Authority Of Insurance Agent For Insurance Company

Residents in Weatherford, Mineral Wells, Millsap, Hudson Oaks, Aledo, Willow Park, Brock, Cool, Springtown, and other places in Parker County might wonder if what their insurance agent tells them is true. Or, if what the agent says is not true?
Most insurance agents are honest. However, there are a few that are not completely honest because they want to sell you a policy in order to make their commission on the sell. Others are confused or do not completely understand the insurance product they are selling. The question becomes; what can be done when the agent makes a mistake in what he tells someone when he sells the policy?
The answer often times depends on the authority of the agent.
There are two types of authority — actual and apparent. In turn, actual authority can be expressed or implied. An Agent’s authority can be actual authority expressly conferred by the insurance company, or it can be actual authority implicit in the agent’s duties. The authority also can be apparent authority arising from acts by the insurer that give the agent the appearance of having authority.
In Texas, courts have described actual authority this way:
“Actual” authority, which includes both express and implied authority, usually denotes that authority a principle: (1) intentionally confers upon an agent; (2) intentionally allows the agent to believe that he possesses; or (3) allows the agent to believe that he possesses by want of due care … “Implied” actual authority exists only as an adjunct to express actual authority … because implied authority is that which is proper, usual, and necessary to the exercise of the authority that the principle expressly delegates …. This was stated in 1994, by the Houston [1st Dist.] Court of Appeals in the case, Spring Garden 79U, Inc. v. Stewart Title Co.
An example of the above is found in the 1979, Texas Supreme Court case, Royal Globe Insurance Company v. Bar Consultants, Inc., wherein they said, an agent may be given express authority to sell policies. That express grant of authority would carry with it implied authority to explain the policy benefits. A misrepresentation about the policy would be within the scope of the agent’s actual authority.
Also, the Texas Supreme Court in 1994, in the case, Celtic Life Insurance Company v. Coats, said that where an insurer authorized the agent to explain its policy, the insurer was liable for the agent’s misrepresentation that the policy provided a greater amount of mental health benefits than it actually did.
As for “apparent authority” an insurance company may also be liable for unauthorized acts by an agent, if the agent is acting within the scope of his “apparent authority.” Actual authority is not required. The insurer will be liable when by its conduct it has given the agent the appearance of having authority, so that a reasonable person would suppose the agent had authority.
Apparent authority is an estoppel theory that holds the insurer liable because the insurer has clothed the agent with indicia of authority that would lead a reasonable person to believe the agent had authority. If the agent is acting within the scope of his apparent authority, not even instructions not to mislead, nor diligence in preventing misrepresentations, will shield the insurer from liability.

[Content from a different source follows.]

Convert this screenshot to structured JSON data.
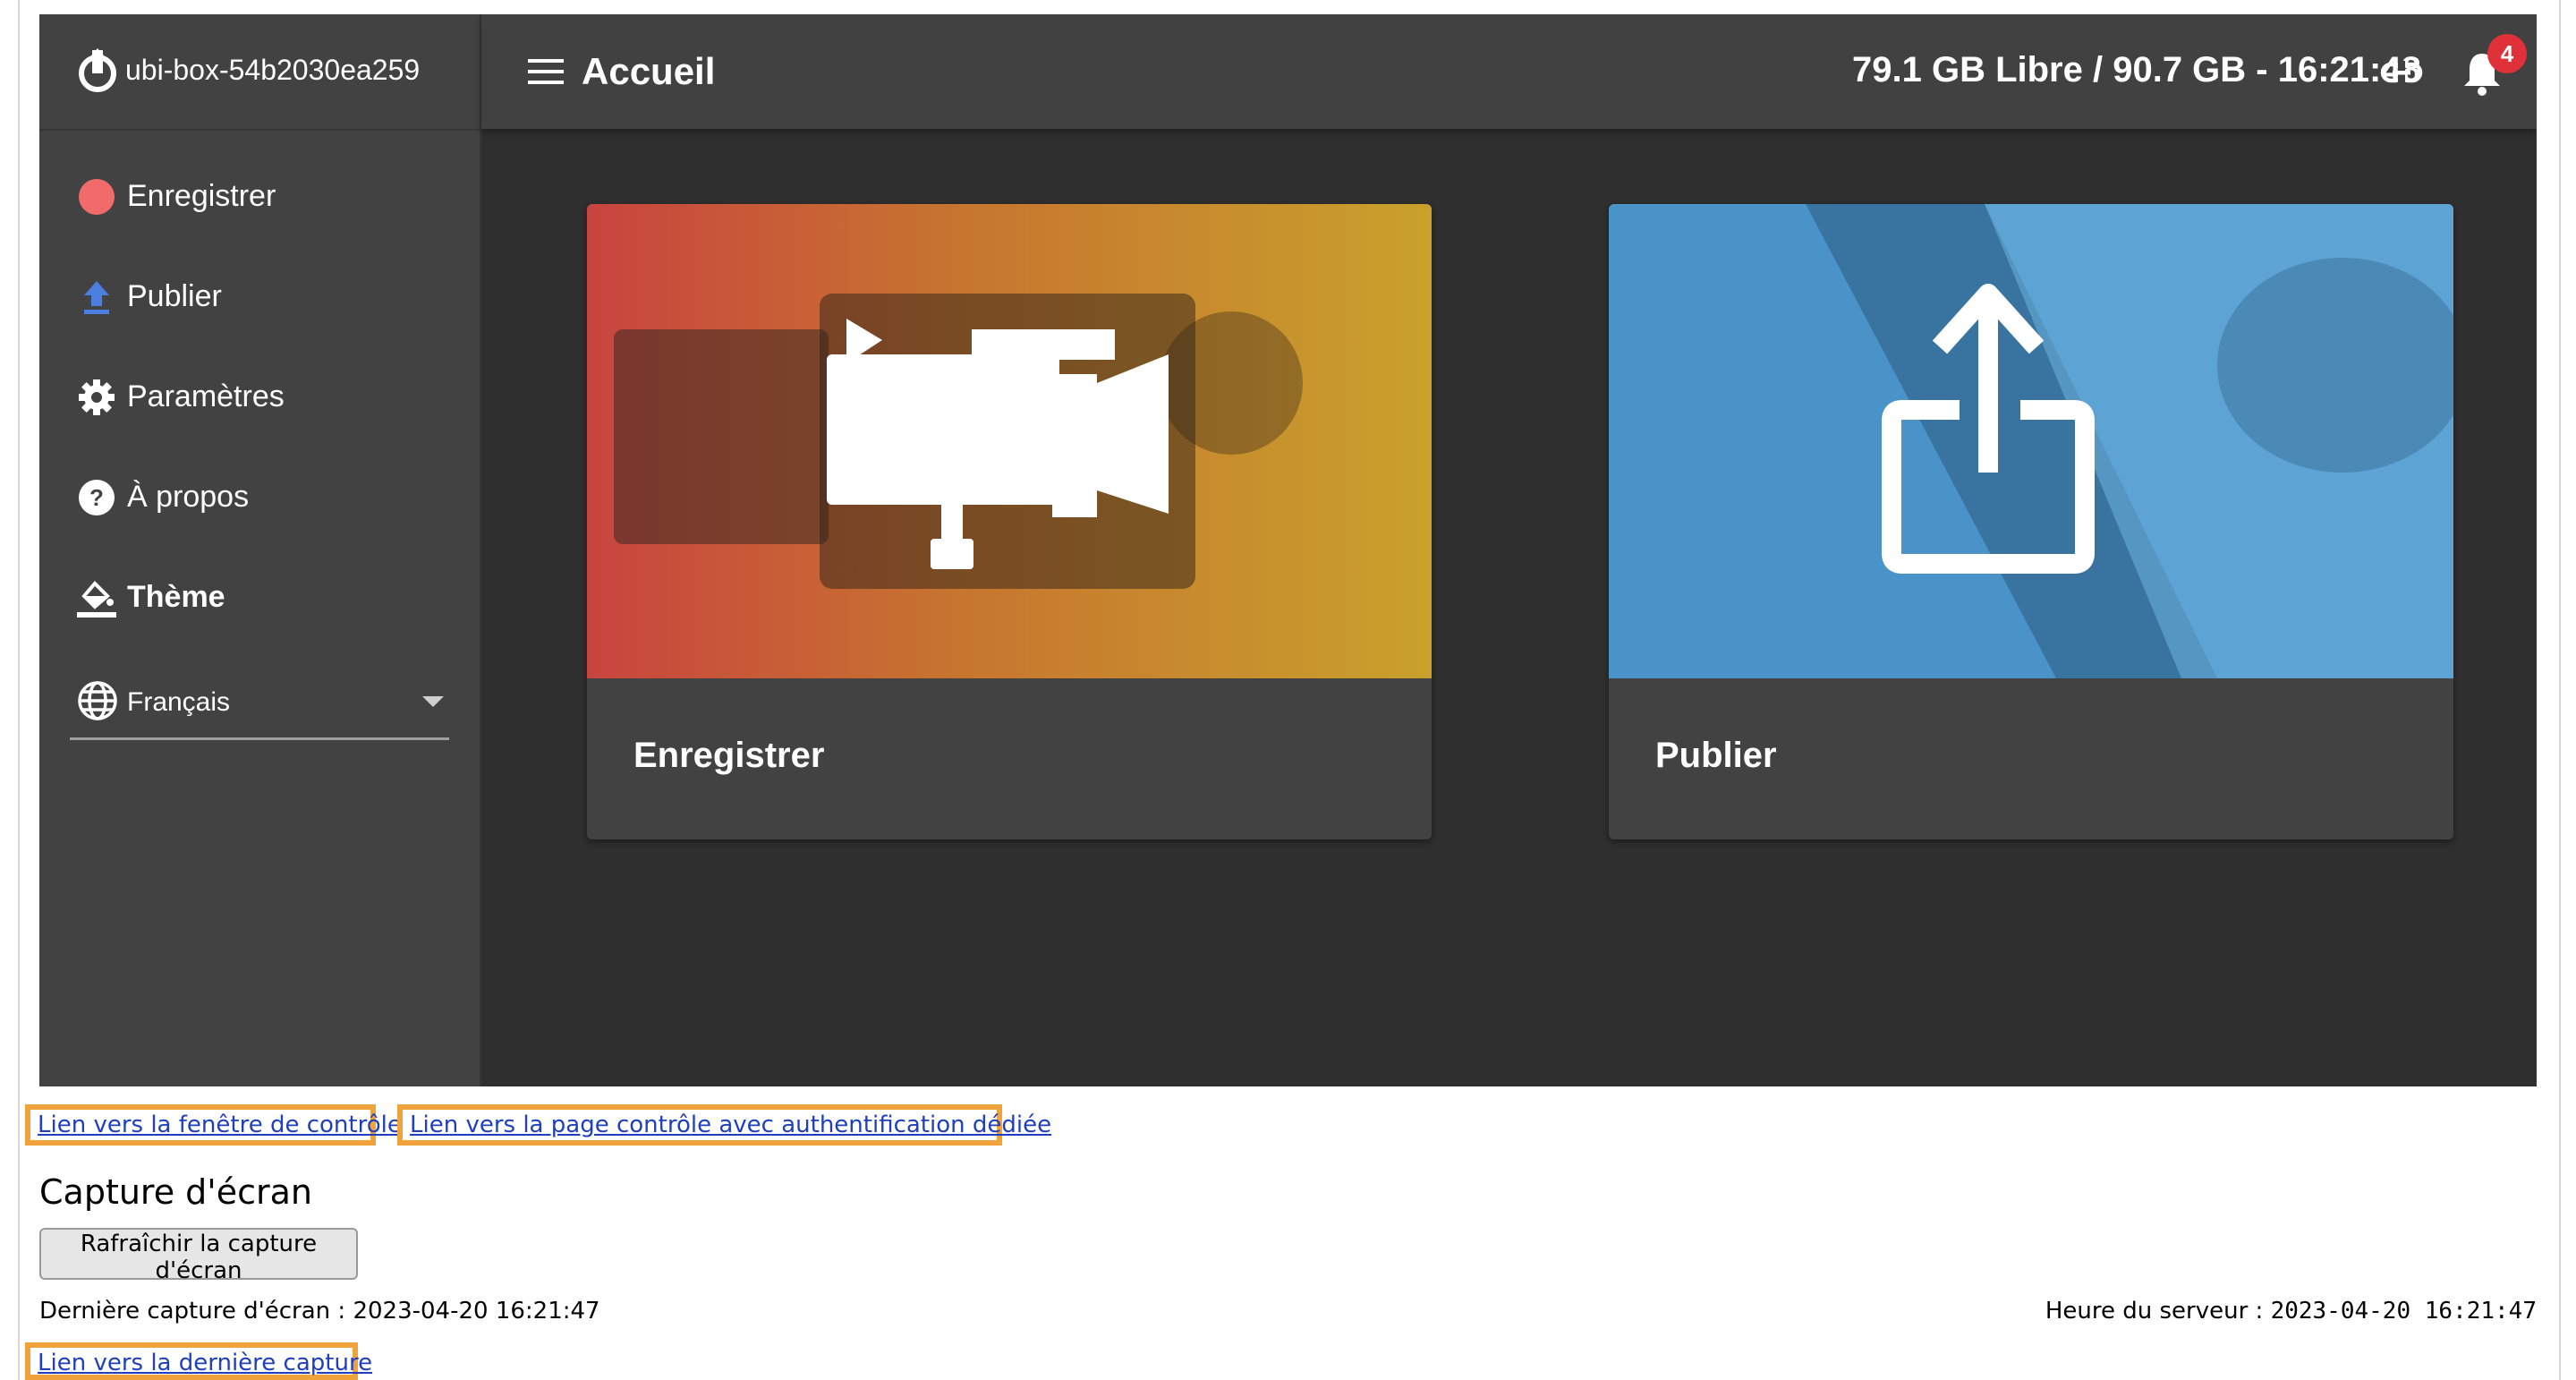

So what are examples of apparent authority?
Evidence of apparent authority may include:
1) application forms referring to the individual as the company’s agent.
2) forms signed by the agent as “authorized representative,”

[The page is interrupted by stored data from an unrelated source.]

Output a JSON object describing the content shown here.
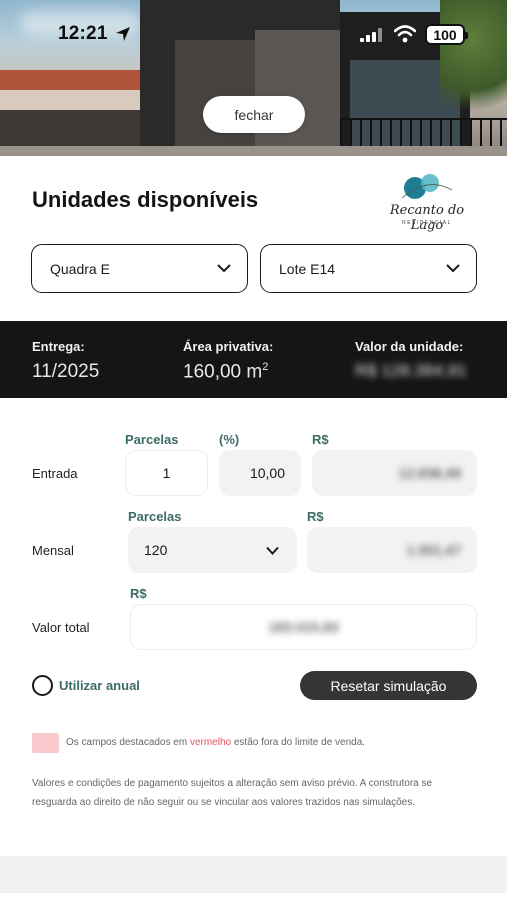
{
  "status_bar": {
    "time": "12:21",
    "battery": "100"
  },
  "hero": {
    "close_label": "fechar"
  },
  "header": {
    "title": "Unidades disponíveis",
    "logo_text": "Recanto do Lago",
    "logo_subtext": "RESIDENCIAL"
  },
  "selects": {
    "quadra": "Quadra E",
    "lote": "Lote E14"
  },
  "info": {
    "entrega_label": "Entrega:",
    "entrega_value": "11/2025",
    "area_label": "Área privativa:",
    "area_value": "160,00 m",
    "area_unit_sup": "2",
    "valor_label": "Valor da unidade:",
    "valor_value": "R$ 128.384,91"
  },
  "simulation": {
    "entrada": {
      "label": "Entrada",
      "parcelas_header": "Parcelas",
      "percent_header": "(%)",
      "rs_header": "R$",
      "parcelas": "1",
      "percent": "10,00",
      "value": "12.838,49"
    },
    "mensal": {
      "label": "Mensal",
      "parcelas_header": "Parcelas",
      "rs_header": "R$",
      "parcelas": "120",
      "value": "1.001,47"
    },
    "total": {
      "label": "Valor total",
      "rs_header": "R$",
      "value": "183.015,83"
    }
  },
  "controls": {
    "anual_label": "Utilizar anual",
    "reset_label": "Resetar simulação"
  },
  "notes": {
    "note1_pre": "Os campos destacados em ",
    "note1_red": "vermelho",
    "note1_post": " estão fora do limite de venda.",
    "note2": "Valores e condições de pagamento sujeitos a alteração sem aviso prévio. A construtora se resguarda ao direito de não seguir ou se vincular aos valores trazidos nas simulações."
  },
  "colors": {
    "accent_teal": "#3d6b68",
    "dark_band": "#151515",
    "reset_button": "#353535",
    "warning_swatch": "#f8c9cd",
    "warning_text": "#e65560"
  },
  "icons": [
    "location-arrow-icon",
    "cellular-signal-icon",
    "wifi-icon",
    "battery-icon",
    "chevron-down-icon",
    "logo-mark-icon"
  ]
}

3) corroborating statements by the agent.
The three examples above were cases where this evidence allowed the court to find apparent authority.
An example where is was not found is in the 5th Circuit, Federal Court case, TIG Insurance Co. v. Sedgwick James. In this 2002 case, the court said that the only indicia of the agent’s authority was a certificate of insurance provided by the insurer. The certificate disclaimed that the agent had the power to name additional insureds. The agent did not have apparent authority to modify the policy.
There are many cases where it is beneficial to make the agent and the company, both, part of the lawsuit. An experienced Insurance Law Attorney can explain these strategy considerations when an agent misrepresents a policy that ends up causing harm to one of his customers.